The human rights ministry monitors the situation of all minority groups, according to Salim.

“We also have a team who are responsible for monitoring prisons and detention, a team working on women’s issues, and others on children’s issues, displaced persons’ issues and also for the victims of terrorists.”

Minarets

Salim was reluctant to comment on the recent Swiss vote to ban the construction of minarets, a decision which has sparked angry reaction in many Muslim countries.

Baghdad alone has dozens of visible churches of various Christian denominations but Salim made the distinction between the freedom to practice religion and the freedom to display religious symbols.

“I think people have the right to pray, to go to a mosque or a church and I don’t think Switzerland has prevented anyone from doing that,” she said.

Clare O’Dea, swissinfo.ch

Salim was appointed human rights minister of Iraq in May 2006. At the time, she was among four women named to the Cabinet in Iraq’s new, non-sectarian government and the only Christian.

Her background is in urban planning.

She began her governmental career in May 2003 as a member of the Wahda Neighborhood Advisory Council, soon joining the Karadha District Council as well. Salim became a member of the Baghdad provincial council in February 2004.

By September 2004, she was serving on the Foreign Affairs Committee of the Iraqi National Council and, in March 2005, she became part of the Iraqi National Assembly.

In recent years the Swiss foreign ministry has concentrated on human rights training for the Iraqi administration.

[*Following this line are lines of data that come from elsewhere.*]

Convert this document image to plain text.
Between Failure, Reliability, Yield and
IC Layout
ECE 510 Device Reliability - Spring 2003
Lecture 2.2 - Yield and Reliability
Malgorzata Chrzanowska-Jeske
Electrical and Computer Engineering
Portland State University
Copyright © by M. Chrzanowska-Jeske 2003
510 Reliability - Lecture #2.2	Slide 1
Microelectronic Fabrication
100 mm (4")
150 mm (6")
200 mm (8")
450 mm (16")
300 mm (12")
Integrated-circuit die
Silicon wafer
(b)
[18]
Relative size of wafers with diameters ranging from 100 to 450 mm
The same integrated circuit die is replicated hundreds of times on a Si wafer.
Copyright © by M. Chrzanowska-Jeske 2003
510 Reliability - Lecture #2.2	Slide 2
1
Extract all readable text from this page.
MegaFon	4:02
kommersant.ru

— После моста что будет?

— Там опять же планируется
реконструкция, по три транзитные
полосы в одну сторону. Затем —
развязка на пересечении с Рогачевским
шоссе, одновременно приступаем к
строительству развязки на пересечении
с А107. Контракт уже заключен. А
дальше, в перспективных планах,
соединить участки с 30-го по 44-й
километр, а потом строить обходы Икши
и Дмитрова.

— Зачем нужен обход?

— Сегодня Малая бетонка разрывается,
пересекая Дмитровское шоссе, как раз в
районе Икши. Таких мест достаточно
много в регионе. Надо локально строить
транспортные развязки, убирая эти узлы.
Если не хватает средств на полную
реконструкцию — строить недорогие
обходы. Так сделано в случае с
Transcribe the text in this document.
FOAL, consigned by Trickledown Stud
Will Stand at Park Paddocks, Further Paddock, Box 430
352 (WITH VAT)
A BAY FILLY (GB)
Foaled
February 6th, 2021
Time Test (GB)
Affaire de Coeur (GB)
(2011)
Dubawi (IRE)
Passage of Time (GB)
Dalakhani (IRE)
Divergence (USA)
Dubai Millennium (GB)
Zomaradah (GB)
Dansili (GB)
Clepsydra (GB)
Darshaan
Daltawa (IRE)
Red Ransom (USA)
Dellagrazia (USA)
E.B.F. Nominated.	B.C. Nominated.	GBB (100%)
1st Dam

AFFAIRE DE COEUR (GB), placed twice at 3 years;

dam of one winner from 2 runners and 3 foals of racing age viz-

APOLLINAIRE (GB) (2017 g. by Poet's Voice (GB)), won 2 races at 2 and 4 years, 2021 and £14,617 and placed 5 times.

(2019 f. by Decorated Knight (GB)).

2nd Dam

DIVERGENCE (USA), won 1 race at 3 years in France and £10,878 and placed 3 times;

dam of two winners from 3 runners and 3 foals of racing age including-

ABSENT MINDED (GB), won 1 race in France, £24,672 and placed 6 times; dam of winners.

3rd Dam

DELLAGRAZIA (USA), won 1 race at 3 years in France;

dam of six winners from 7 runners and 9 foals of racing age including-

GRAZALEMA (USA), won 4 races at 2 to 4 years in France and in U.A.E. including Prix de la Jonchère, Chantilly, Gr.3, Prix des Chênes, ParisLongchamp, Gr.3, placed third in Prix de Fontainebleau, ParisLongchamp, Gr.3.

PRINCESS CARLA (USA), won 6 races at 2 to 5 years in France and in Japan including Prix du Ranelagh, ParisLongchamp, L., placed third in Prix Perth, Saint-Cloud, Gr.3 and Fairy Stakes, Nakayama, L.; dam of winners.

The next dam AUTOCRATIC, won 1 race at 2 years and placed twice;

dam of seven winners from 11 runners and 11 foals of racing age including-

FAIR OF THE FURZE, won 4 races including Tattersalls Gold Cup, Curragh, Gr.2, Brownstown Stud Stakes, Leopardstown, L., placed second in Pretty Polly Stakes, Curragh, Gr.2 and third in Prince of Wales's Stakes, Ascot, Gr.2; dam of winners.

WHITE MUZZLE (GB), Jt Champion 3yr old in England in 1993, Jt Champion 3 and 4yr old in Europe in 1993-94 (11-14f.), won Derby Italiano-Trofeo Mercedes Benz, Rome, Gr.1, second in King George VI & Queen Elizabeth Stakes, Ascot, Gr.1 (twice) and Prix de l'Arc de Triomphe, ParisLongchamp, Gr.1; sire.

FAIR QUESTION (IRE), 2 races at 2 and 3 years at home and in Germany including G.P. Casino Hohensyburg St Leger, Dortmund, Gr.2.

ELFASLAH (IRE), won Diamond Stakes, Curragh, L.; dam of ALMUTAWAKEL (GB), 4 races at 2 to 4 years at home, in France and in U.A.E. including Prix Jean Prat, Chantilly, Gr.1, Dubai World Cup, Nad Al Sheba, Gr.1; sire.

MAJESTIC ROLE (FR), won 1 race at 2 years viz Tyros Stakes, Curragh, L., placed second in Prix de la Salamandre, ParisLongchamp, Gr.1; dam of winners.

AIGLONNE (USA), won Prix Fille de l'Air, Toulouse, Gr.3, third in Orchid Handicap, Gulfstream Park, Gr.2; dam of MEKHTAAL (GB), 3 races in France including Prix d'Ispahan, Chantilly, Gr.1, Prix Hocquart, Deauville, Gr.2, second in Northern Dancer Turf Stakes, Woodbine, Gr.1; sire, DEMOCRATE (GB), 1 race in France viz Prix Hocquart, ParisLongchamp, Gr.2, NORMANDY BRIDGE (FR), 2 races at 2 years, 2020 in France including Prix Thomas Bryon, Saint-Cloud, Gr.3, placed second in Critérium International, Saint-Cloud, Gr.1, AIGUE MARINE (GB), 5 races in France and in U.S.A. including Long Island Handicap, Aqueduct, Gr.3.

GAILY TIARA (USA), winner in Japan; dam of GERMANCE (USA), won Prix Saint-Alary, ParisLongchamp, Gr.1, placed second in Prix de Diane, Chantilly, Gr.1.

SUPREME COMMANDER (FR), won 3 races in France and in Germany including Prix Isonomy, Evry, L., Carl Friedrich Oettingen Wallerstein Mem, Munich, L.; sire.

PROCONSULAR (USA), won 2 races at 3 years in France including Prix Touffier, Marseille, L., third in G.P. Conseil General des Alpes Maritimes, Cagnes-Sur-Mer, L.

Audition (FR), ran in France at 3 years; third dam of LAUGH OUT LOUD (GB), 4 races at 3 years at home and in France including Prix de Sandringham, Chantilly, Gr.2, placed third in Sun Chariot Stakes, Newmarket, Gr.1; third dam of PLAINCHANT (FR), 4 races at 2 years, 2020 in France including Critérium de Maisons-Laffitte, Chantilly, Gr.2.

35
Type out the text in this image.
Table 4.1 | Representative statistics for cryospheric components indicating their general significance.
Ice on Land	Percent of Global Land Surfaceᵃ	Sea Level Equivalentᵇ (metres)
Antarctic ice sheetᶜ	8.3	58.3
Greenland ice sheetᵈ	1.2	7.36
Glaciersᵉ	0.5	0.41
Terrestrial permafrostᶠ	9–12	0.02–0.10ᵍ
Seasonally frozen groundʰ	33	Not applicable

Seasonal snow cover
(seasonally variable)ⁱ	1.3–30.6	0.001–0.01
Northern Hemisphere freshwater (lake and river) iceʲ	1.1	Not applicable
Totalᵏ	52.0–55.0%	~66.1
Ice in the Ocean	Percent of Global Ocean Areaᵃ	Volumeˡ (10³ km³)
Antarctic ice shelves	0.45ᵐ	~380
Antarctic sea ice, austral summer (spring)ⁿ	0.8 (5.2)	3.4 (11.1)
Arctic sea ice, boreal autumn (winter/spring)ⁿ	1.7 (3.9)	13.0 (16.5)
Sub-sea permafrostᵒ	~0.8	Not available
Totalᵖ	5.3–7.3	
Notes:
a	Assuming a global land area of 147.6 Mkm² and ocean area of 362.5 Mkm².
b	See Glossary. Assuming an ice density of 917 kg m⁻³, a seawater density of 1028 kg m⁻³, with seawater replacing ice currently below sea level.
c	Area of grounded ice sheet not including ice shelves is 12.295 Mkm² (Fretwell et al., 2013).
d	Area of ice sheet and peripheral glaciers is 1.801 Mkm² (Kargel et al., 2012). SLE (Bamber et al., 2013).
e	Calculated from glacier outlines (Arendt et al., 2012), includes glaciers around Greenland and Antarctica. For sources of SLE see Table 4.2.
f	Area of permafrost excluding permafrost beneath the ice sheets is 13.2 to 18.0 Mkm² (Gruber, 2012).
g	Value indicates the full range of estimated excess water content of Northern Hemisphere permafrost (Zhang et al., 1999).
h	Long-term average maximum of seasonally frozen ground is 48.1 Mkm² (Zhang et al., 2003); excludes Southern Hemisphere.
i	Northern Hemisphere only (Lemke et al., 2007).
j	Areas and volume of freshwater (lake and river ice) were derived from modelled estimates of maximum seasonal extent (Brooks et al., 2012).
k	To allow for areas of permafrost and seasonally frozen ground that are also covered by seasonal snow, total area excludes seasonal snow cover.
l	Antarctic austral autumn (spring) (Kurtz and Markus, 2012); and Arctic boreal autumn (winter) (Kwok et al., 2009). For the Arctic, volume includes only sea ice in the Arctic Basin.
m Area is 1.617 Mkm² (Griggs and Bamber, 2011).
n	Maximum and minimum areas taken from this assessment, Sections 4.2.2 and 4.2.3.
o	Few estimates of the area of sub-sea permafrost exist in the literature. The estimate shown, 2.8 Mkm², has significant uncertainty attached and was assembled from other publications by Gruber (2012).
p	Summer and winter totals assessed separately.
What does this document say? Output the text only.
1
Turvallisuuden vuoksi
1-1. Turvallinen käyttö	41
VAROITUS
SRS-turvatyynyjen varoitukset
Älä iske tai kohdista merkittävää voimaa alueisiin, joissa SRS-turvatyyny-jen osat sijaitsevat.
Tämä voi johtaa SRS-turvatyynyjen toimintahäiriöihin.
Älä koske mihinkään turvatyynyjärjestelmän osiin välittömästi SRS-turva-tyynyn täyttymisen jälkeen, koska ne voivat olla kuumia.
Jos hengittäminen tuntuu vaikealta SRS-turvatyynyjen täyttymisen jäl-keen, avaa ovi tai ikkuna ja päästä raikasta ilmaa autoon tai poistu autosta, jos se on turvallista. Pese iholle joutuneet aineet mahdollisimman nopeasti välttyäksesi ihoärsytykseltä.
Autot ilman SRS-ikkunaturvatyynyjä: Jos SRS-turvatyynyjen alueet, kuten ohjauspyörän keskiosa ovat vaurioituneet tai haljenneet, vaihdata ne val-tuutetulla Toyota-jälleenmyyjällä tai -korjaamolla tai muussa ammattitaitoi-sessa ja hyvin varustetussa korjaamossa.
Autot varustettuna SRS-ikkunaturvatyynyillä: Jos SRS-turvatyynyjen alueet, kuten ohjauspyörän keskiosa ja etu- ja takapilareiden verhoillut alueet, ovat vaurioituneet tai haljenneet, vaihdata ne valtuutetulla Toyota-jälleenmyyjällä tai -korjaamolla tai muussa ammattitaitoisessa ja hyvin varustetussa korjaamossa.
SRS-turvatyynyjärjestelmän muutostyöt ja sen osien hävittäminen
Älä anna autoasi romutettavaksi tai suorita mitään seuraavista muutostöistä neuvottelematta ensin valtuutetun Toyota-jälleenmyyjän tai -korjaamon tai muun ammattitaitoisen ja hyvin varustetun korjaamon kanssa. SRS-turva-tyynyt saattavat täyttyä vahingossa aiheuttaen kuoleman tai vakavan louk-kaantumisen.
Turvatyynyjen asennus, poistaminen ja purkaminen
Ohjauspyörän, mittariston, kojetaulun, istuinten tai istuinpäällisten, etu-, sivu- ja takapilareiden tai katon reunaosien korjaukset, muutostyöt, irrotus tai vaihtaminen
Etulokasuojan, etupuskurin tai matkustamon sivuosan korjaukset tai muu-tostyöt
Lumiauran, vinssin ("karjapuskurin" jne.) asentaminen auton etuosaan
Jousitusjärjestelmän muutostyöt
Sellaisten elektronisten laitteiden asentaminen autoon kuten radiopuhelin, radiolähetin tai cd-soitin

The ministry’s political affairs division IV (human security) in conjunction with Bern University and the Geneva Institute for Human Rights ran workshops for Iraqi government officials from several departments, including the Iraqi human rights ministry.

The workshops focused on fundamental human rights, international conventions, UN mechanisms, etc. Participants also attended meetings with the Swiss-run International Committee of the Red Cross.

“Part of training was to teach the officials how to carry out state reporting. That was something completely new to the Iraqi government. They had never had to answer the questions of a UN special rapporteur, for example,” Simon Ammann , deputy head of the human rights policy section, told swissinfo.ch.

The Swiss also organised study tours with the focus on federalism earlier this year and in 2009, financed by the World Bank.

Violence in Iraq has fallen sharply in the past two years.

November’s monthly civilian death toll of 88 was the lowest since the 2003 US invasion.

Tuesday’s attacks were the worst in Baghdad since October 25 when two truck bombs killed 155 people at the Justice Ministry and the Baghdad governor’s offices.

In August, 95 people were killed when the Finance and Foreign Ministries were targeted.